II.1 Definisi Pertusis


Pertusis atau batuk rejan yang disebut juga whooping cough, tussis quinta, violent
cough dan batuk seratus hari. Pertusis yang berarti batuk yang sangat berat atau batuk
intensif, merupakan penyakit infeksi saluran nafas akut yang dapat menyerang setiap orang
rentan seperti anak yang belum diimunisasi atau orang dewasa dengan sistem kekebalan yang
menurun. Disebut juga whooping cough oleh karena penyakit ini ditandai oleh suatu sindrom
yang terdiri dari batuk yang bersifat spasmodik dan paroksismal disertai nada yang meninggi
karena pasien berupaya keras untuk menarik nafas sehingga pada akhir batuk sering disertai
bunyi yang khas.

II.2 Etiologi
Genus Bordetela mempunyai empat spesies yaitu B. Pertusis, B.parapertusis,
B.bronkiseptika dan B.avium. Penyebab pertusis adalah Bordetella pertussis dan perlu
dibedakan dengan sindrom pertusis yang disebabkan oleh Bordetella parapertussis dan
adenovirus tipe 1,2,3 dan 5. Bordetella pertussis termasuk kokobasilus, gram negatif, kecil,
ovoid, ukuran panjang 0.5-1 µm dan diameter 0.2-0.3 µm, tidak bergerak, tidak berspora.
Dengan perwarnaan toloidin biru, dapat terlihat granula bipoler metakromatik dan
mempunyai kapsul. Untuk melakukan biakan Bordetella pertussis, diperlukan suatu media
pembenihan yang disebut bordet gengou (potato blood glycerol agar) yang ditambah
penisilin G 0.5 µg/ml untuk menghambat pertumbuhan organisme lain.
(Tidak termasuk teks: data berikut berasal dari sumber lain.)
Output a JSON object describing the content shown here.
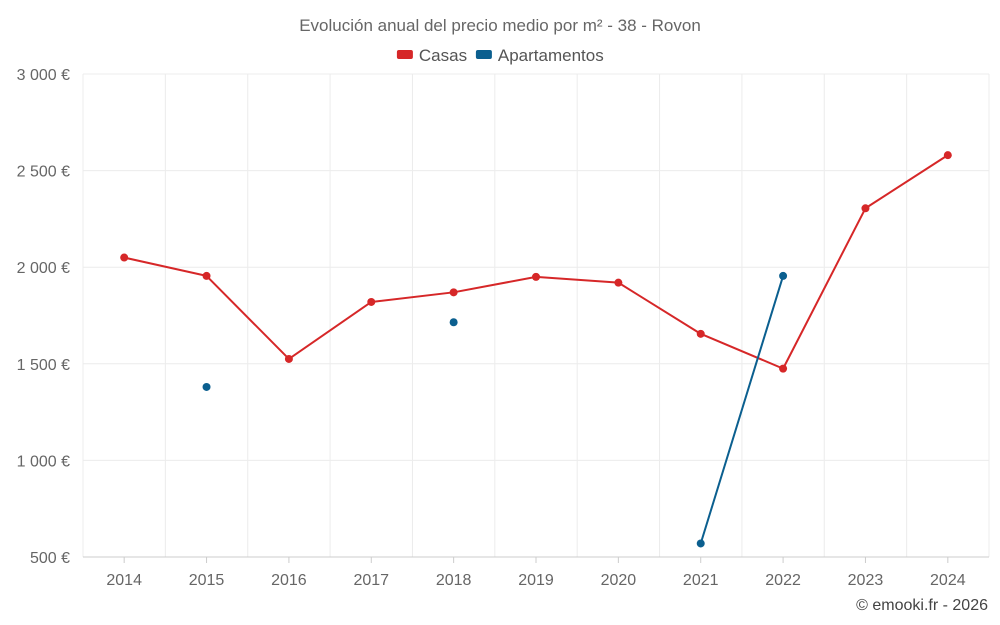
{
  "chart_data": {
    "type": "line",
    "title": "Evolución anual del precio medio por m² - 38 - Rovon",
    "xlabel": "",
    "ylabel": "",
    "categories": [
      "2014",
      "2015",
      "2016",
      "2017",
      "2018",
      "2019",
      "2020",
      "2021",
      "2022",
      "2023",
      "2024"
    ],
    "ylim": [
      500,
      3000
    ],
    "yticks": [
      500,
      1000,
      1500,
      2000,
      2500,
      3000
    ],
    "ytick_labels": [
      "500 €",
      "1 000 €",
      "1 500 €",
      "2 000 €",
      "2 500 €",
      "3 000 €"
    ],
    "grid": true,
    "legend_position": "top-center",
    "series": [
      {
        "name": "Casas",
        "color": "#d62728",
        "values": [
          2050,
          1955,
          1525,
          1820,
          1870,
          1950,
          1920,
          1655,
          1475,
          2305,
          2580
        ]
      },
      {
        "name": "Apartamentos",
        "color": "#0b5f8f",
        "values": [
          null,
          1380,
          null,
          null,
          1715,
          null,
          null,
          570,
          1955,
          null,
          null
        ]
      }
    ],
    "credit": "© emooki.fr - 2026"
  }
}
Gambar 1. Bordetella pertussis


II.3 Epidemiologi
Pertusis merupakan jenis salah satu penyakit yang paling menular dan dapat
menimbulkan attack rate 80-100% pada penduduk yang rentan. Sampai saat ini manusia
merupakan satu-satunya tuan rumah. Pertusis dapat ditularkan melalui udara secara kontak
langsung yang berasal dari droplet penderita selama batuk. Pertusis adalah penyakit endemik.
Penyebaran penyakit ini terdapat diseluruh udara, dapat menyerang semua golongan umur,
yang terbanyak adalah anak dibawah umur 1 tahun. Makin muda usianya makin berbahaya
penyakitnya, lebih sering menyerang pada anak perempuan daripada anak laki-laki. Kurang
lebih 45% penyakit terjadi pada usia < 1 tahun dan 66% < 5 tahun. Kematian dan jumlah
kasus yang dirawat tertinggi terjadi pada usia 6 bulan pertama kehidupan. Antibodi dari ibu
secara transplansental selama kehamilan, tidaklah cukup untuk mencegah bayi baru lahir
terhadap pertusis. Pertusi berat pada neonatus dapat ditemukan dari ibu dengan gejala
pertusis yang ringan. Kematian sangat menurun setelah diketahui bahwa dengan pengobatan
eritromisin dapat menurunkan tingkat penularan pertusis karena biakan nasofaring akan
negatif setelah 5 hari pengobatan.

II.4 Mekanisme Terjadinya Batuk

Batuk merupakan suatu rangkaian refleks yang terdiri dari reseptor batuk, saraf
aferen, pusat batuk, saraf eferen, dan efektor. Refleks batuk tidak akan sempurna apabila
salah satu unsurnya tidak terpenuhi. Adanya rangsangan pada reseptor batuk akan dibawa
oleh saraf aferen ke pusat batuk yaitu medula untuk diteruskan ke efektor melalui saraf
eferen. Reseptor batuk terdapat pada farings, larings, trakea, bronkus, hidung (sinus
paranasal), telinga, lambung, dan perikardium sedangkan efektor batuk dapat berupa otot
farings, larings, diafragma, interkostal, dan lain-lain.Proses batuk terjadi didahului inspirasi
maksimal, penutupan glotis, peningkatan tekanan intra toraks lalu glotis terbuka dan
dibatukkan secara eksplosif untuk mengeluarkan benda asing yang ada pada saluran
respiratorik. Inspirasi diperlukan untuk mendapatkan volume udara sebanyak-banyaknya
sehingga terjadi peningkatan tekanan intratorakal. Selanjutnya terjadi penutupan glotis yang
bertujuan mempertahankan volume paru pada saat tekanan intratorakal besar. Pada fase ini
terjadi kontraksi otot ekspirasi karena pemendekan otot ekspirasi sehingga selain tekanan
intratorakal tinggi tekanan intraabdomen pun tinggi. 5 Setelah tekanan intratorakal dan
intraabdomen meningkat maka glotis akan terbuka yang menyebabkan terjadinya ekspirasi
yang cepat, singkat, dan kuat sehingga terjadi pembersihan bahan-bahan yang tidak
diperlukan seperti mukus dan lain-lain. Setelah fase tersebut maka otot respiratorik akan
relaksasi yang dapat berlangsung singkat atau lama tergantung dari jenis batuknya. Apabila
diperlukan batuk kembali maka fase relaksasi berlangsung singkat untuk persiapan batuk.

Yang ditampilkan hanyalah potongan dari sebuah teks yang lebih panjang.